Volley: la France a changé de statut entre les Mondiaux 2014 et 2018

L’équipe de France masculine de volley-ball dispute le Championnat du monde 2018, organisé entre le 9 et le 30 septembre en Bulgarie et en Italie. Il y a quatre ans, lors de la précédente édition, les Français avaient fini 4e et ouvert une ère pleine de succès. Les Bleus espèrent désormais confirmer et décrocher un titre mondial ou olympique inédit.

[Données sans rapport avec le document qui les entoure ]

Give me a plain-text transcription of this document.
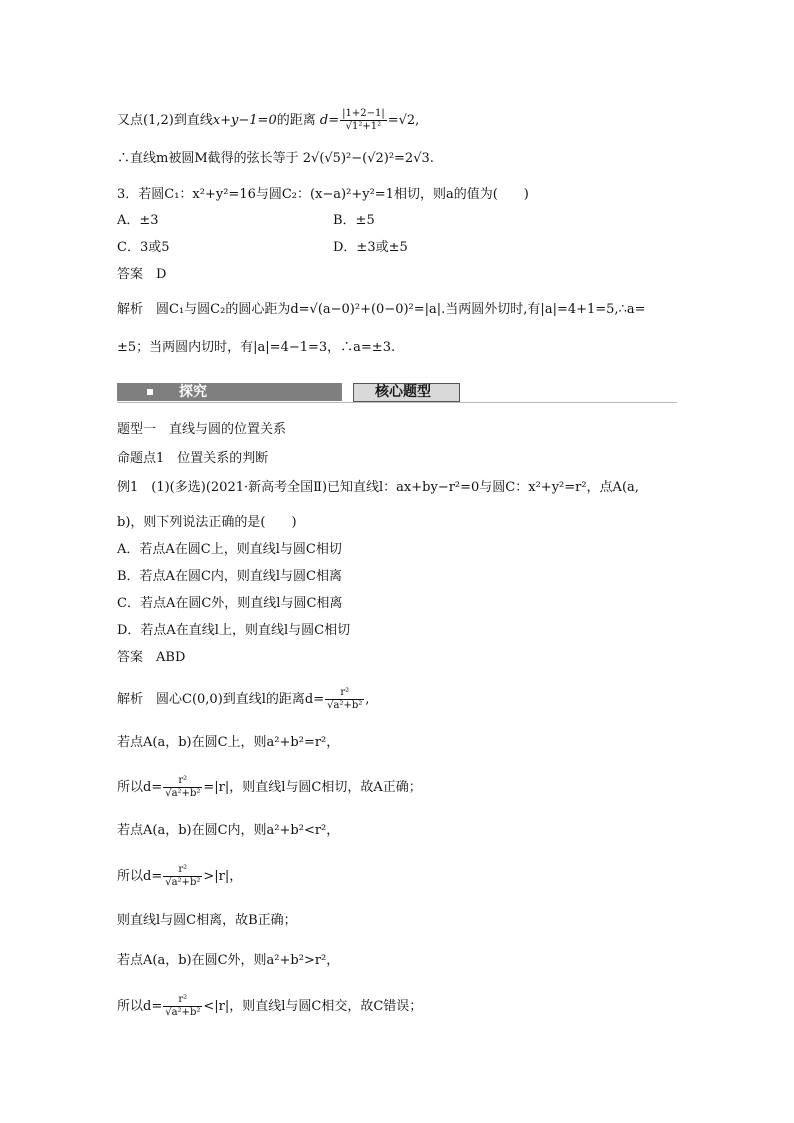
又点(1,2)到直线x+y−1=0的距离 $d= \frac{|1+2-1|}{\text{√1²+1²}} =√2$,
∴直线m被圆M截得的弦长等于 2√(√5)²−(√2)²=2√3.
3．若圆C₁：x²+y²=16与圆C₂：(x−a)²+y²=1相切，则a的值为(　　)
A．±3	B．±5
C．3或5	D．±3或±5
答案　D
解析　圆C₁与圆C₂的圆心距为d=√(a−0)²+(0−0)²=|a|.当两圆外切时,有|a|=4+1=5,∴a=
±5；当两圆内切时，有|a|=4−1=3，∴a=±3.
探究	核心题型
题型一　直线与圆的位置关系
命题点1　位置关系的判断
例1　(1)(多选)(2021·新高考全国Ⅱ)已知直线l：ax+by−r²=0与圆C：x²+y²=r²，点A(a,
b)，则下列说法正确的是(　　)
A．若点A在圆C上，则直线l与圆C相切
B．若点A在圆C内，则直线l与圆C相离
C．若点A在圆C外，则直线l与圆C相离
D．若点A在直线l上，则直线l与圆C相切
答案　ABD
解析　圆心C(0,0)到直线l的距离$d= \frac{\text{r²}}{\text{√a²+b²}}$ ,
若点A(a，b)在圆C上，则a²+b²=r²，
所以$d= \frac{\text{r²}}{\text{√a²+b²}} =|r|$，则直线l与圆C相切，故A正确；
若点A(a，b)在圆C内，则a²+b²<r²，
所以$d= \frac{\text{r²}}{\text{√a²+b²}} >|r|$，
则直线l与圆C相离，故B正确；
若点A(a，b)在圆C外，则a²+b²>r²，
所以$d= \frac{\text{r²}}{\text{√a²+b²}} <|r|$，则直线l与圆C相交，故C错误；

En 2014, l’équipe de France masculine de volley-ball faisait presque figure de parent pauvre du sport collectif français. Mais quatre ans plus tard, les choses ont bien changé. Les « Bleus » ont notamment été sacrés champions d’Europe en 2015 et ont remporté la très relevée Ligue mondiale à deux reprises (2015 et 2017).

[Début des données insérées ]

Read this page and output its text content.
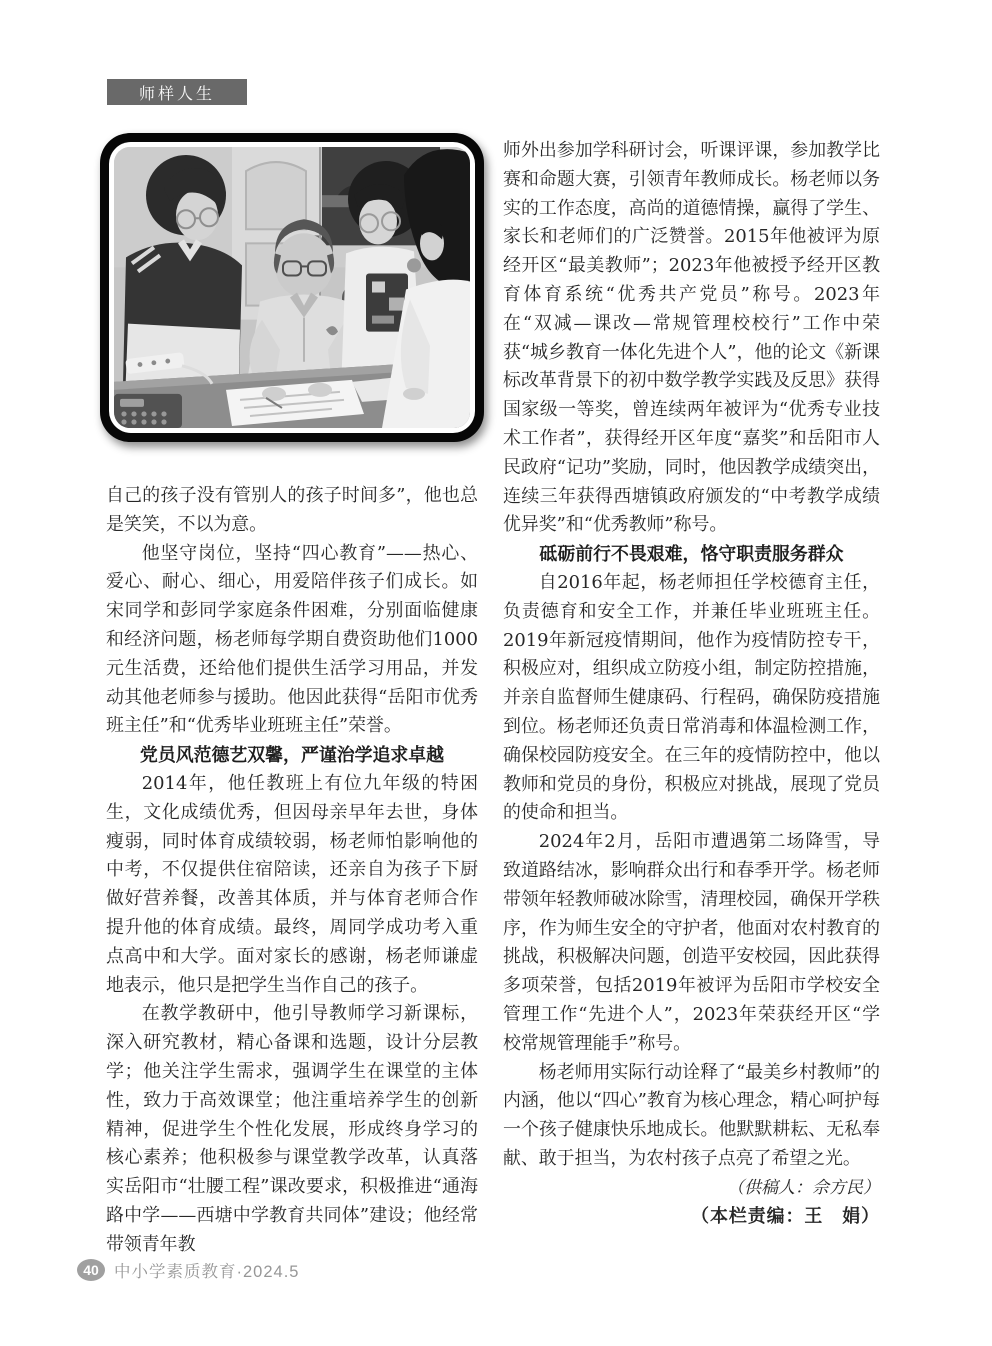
师样人生

自己的孩子没有管别人的孩子时间多”，他也总是笑笑，不以为意。

他坚守岗位，坚持“四心教育”——热心、爱心、耐心、细心，用爱陪伴孩子们成长。如宋同学和彭同学家庭条件困难，分别面临健康和经济问题，杨老师每学期自费资助他们1000元生活费，还给他们提供生活学习用品，并发动其他老师参与援助。他因此获得“岳阳市优秀班主任”和“优秀毕业班班主任”荣誉。

党员风范德艺双馨，严谨治学追求卓越

2014年，他任教班上有位九年级的特困生，文化成绩优秀，但因母亲早年去世，身体瘦弱，同时体育成绩较弱，杨老师怕影响他的中考，不仅提供住宿陪读，还亲自为孩子下厨做好营养餐，改善其体质，并与体育老师合作提升他的体育成绩。最终，周同学成功考入重点高中和大学。面对家长的感谢，杨老师谦虚地表示，他只是把学生当作自己的孩子。

在教学教研中，他引导教师学习新课标，深入研究教材，精心备课和选题，设计分层教学；他关注学生需求，强调学生在课堂的主体性，致力于高效课堂；他注重培养学生的创新精神，促进学生个性化发展，形成终身学习的核心素养；他积极参与课堂教学改革，认真落实岳阳市“壮腰工程”课改要求，积极推进“通海路中学——西塘中学教育共同体”建设；他经常带领青年教

师外出参加学科研讨会，听课评课，参加教学比赛和命题大赛，引领青年教师成长。杨老师以务实的工作态度，高尚的道德情操，赢得了学生、家长和老师们的广泛赞誉。2015年他被评为原经开区“最美教师”；2023年他被授予经开区教育体育系统“优秀共产党员”称号。2023年在“双减—课改—常规管理校校行”工作中荣获“城乡教育一体化先进个人”，他的论文《新课标改革背景下的初中数学教学实践及反思》获得国家级一等奖，曾连续两年被评为“优秀专业技术工作者”，获得经开区年度“嘉奖”和岳阳市人民政府“记功”奖励，同时，他因教学成绩突出，连续三年获得西塘镇政府颁发的“中考教学成绩优异奖”和“优秀教师”称号。

砥砺前行不畏艰难，恪守职责服务群众

自2016年起，杨老师担任学校德育主任，负责德育和安全工作，并兼任毕业班班主任。2019年新冠疫情期间，他作为疫情防控专干，积极应对，组织成立防疫小组，制定防控措施，并亲自监督师生健康码、行程码，确保防疫措施到位。杨老师还负责日常消毒和体温检测工作，确保校园防疫安全。在三年的疫情防控中，他以教师和党员的身份，积极应对挑战，展现了党员的使命和担当。

2024年2月，岳阳市遭遇第二场降雪，导致道路结冰，影响群众出行和春季开学。杨老师带领年轻教师破冰除雪，清理校园，确保开学秩序，作为师生安全的守护者，他面对农村教育的挑战，积极解决问题，创造平安校园，因此获得多项荣誉，包括2019年被评为岳阳市学校安全管理工作“先进个人”，2023年荣获经开区“学校常规管理能手”称号。

杨老师用实际行动诠释了“最美乡村教师”的内涵，他以“四心”教育为核心理念，精心呵护每一个孩子健康快乐地成长。他默默耕耘、无私奉献、敢于担当，为农村孩子点亮了希望之光。

（供稿人：佘方民）

（本栏责编：王　娟）

40 中小学素质教育·2024.5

Du coup, battre une équipe comme celle de Serbie 3 sets à 2 (26-28, 25-27, 25-19, 25-13, 15-12), en match de préparation au Mondial 2018, ne fait plus figure d’exploit ou presque. « Même si on avait perdu trois sets à zéro, nos ambitions seraient restés les mêmes », relativise ainsi l’entraîneur des « Bleus », Laurent Tillie, ce 2 septembre à Paris, quelques minutes après le coup de sifflet final.

«En 2014, on était un peu des outsiders»

C’est dire le chemin parcouru par le volley tricolore depuis le Mondial 2014 en Pologne. « On était arrivé à ce tournoi sans étiquette, se souvient le capitaine Benjamin Toniutti. On était un peu des outsiders. Mais on avait très bien joué et on n’est pas passé loin d’une médaille. Peut-être par manque d’expérience ».

La 4e place avait toutefois agit comme un déclic. « On est un peu frustré d’avoir fini quatrième, sourit Laurent Tillie. C’est pour ça qu’on espère décrocher une médaille. Et c’est pour ça qu’on se bat et qu’on s’entraîne ».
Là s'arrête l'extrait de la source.